我正在尝试将以下代码重构为带有 `stream 的 lambda 表达式,尤其是嵌套的 foreach 循环:
public static Result match (Response rsp) {
Exception lastex = null;
for (FirstNode firstNode : rsp.getFirstNodes()) {
for (SndNode sndNode : firstNode.getSndNodes()) {
try {
if (sndNode.isValid())
return parse(sndNode); //return the first match, retry if fails with ParseException
} catch (ParseException e) {
lastex = e;
}
}
}
//throw the exception if all elements failed
if (lastex != null) {
throw lastex;
}
return null;
}
我开始于:
rsp.getFirstNodes().forEach().?? // how to iterate the nested 2ndNodes?
看flatMap:
flatMap(Function<? super T,? extends Stream<? extends R>> mapper)

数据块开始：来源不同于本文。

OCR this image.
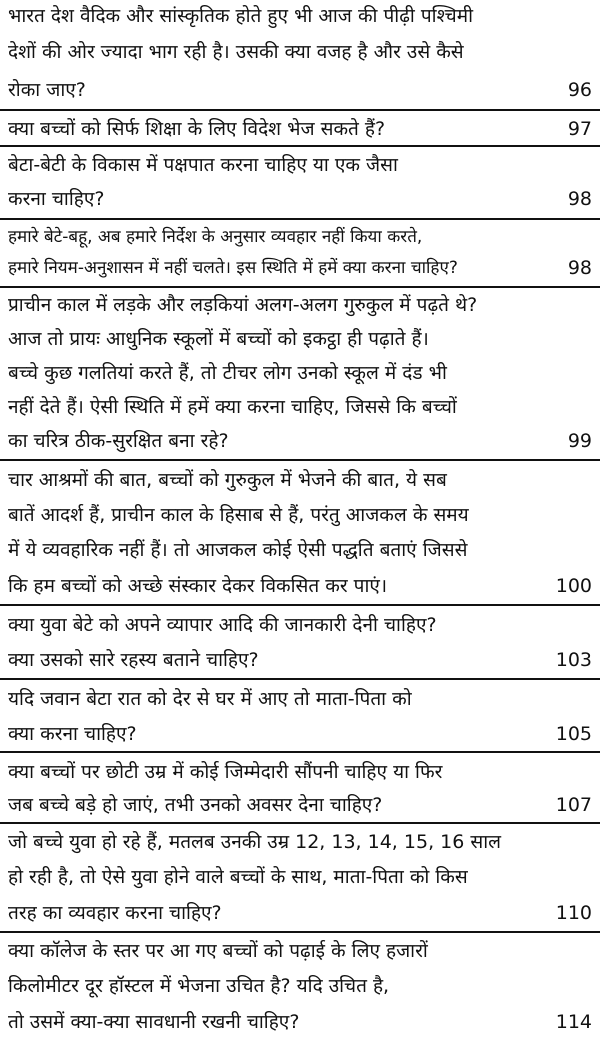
भारत देश वैदिक और सांस्कृतिक होते हुए भी आज की पीढ़ी पश्चिमी
देशों की ओर ज्यादा भाग रही है। उसकी क्या वजह है और उसे कैसे
रोका जाए?	96
क्या बच्चों को सिर्फ शिक्षा के लिए विदेश भेज सकते हैं?	97
बेटा-बेटी के विकास में पक्षपात करना चाहिए या एक जैसा
करना चाहिए?	98
हमारे बेटे-बहू, अब हमारे निर्देश के अनुसार व्यवहार नहीं किया करते,
हमारे नियम-अनुशासन में नहीं चलते। इस स्थिति में हमें क्या करना चाहिए?	98
प्राचीन काल में लड़के और लड़कियां अलग-अलग गुरुकुल में पढ़ते थे?
आज तो प्रायः आधुनिक स्कूलों में बच्चों को इकट्ठा ही पढ़ाते हैं।
बच्चे कुछ गलतियां करते हैं, तो टीचर लोग उनको स्कूल में दंड भी
नहीं देते हैं। ऐसी स्थिति में हमें क्या करना चाहिए, जिससे कि बच्चों
का चरित्र ठीक-सुरक्षित बना रहे?	99
चार आश्रमों की बात, बच्चों को गुरुकुल में भेजने की बात, ये सब
बातें आदर्श हैं, प्राचीन काल के हिसाब से हैं, परंतु आजकल के समय
में ये व्यवहारिक नहीं हैं। तो आजकल कोई ऐसी पद्धति बताएं जिससे
कि हम बच्चों को अच्छे संस्कार देकर विकसित कर पाएं।	100
क्या युवा बेटे को अपने व्यापार आदि की जानकारी देनी चाहिए?
क्या उसको सारे रहस्य बताने चाहिए?	103
यदि जवान बेटा रात को देर से घर में आए तो माता-पिता को
क्या करना चाहिए?	105
क्या बच्चों पर छोटी उम्र में कोई जिम्मेदारी सौंपनी चाहिए या फिर
जब बच्चे बड़े हो जाएं, तभी उनको अवसर देना चाहिए?	107
जो बच्चे युवा हो रहे हैं, मतलब उनकी उम्र 12, 13, 14, 15, 16 साल
हो रही है, तो ऐसे युवा होने वाले बच्चों के साथ, माता-पिता को किस
तरह का व्यवहार करना चाहिए?	110
क्या कॉलेज के स्तर पर आ गए बच्चों को पढ़ाई के लिए हजारों
किलोमीटर दूर हॉस्टल में भेजना उचित है? यदि उचित है,
तो उसमें क्या-क्या सावधानी रखनी चाहिए?	114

Returns a stream consisting of the results of replacing each element
of this stream with the contents of a mapped stream produced by
applying the provided mapping function to each element.
假设 isValid() 不抛出
的代码示例
Optional<SndNode> sndNode = rsp.getFirstNodes()
.stream()
.flatMap(firstNode -> firstNode.getSndNodes().stream()) //This is the key line for merging the nested streams
.filter(sndNode -> sndNode.isValid())
.findFirst();
if (sndNode.isPresent()) {
try {
parse(sndNode.get());
} catch (ParseException e) {
lastex = e;
}
}
尝试使用 map 转换原始来源。
rsp.getFirstNodes().stream().map(FirstNode::getSndNodes)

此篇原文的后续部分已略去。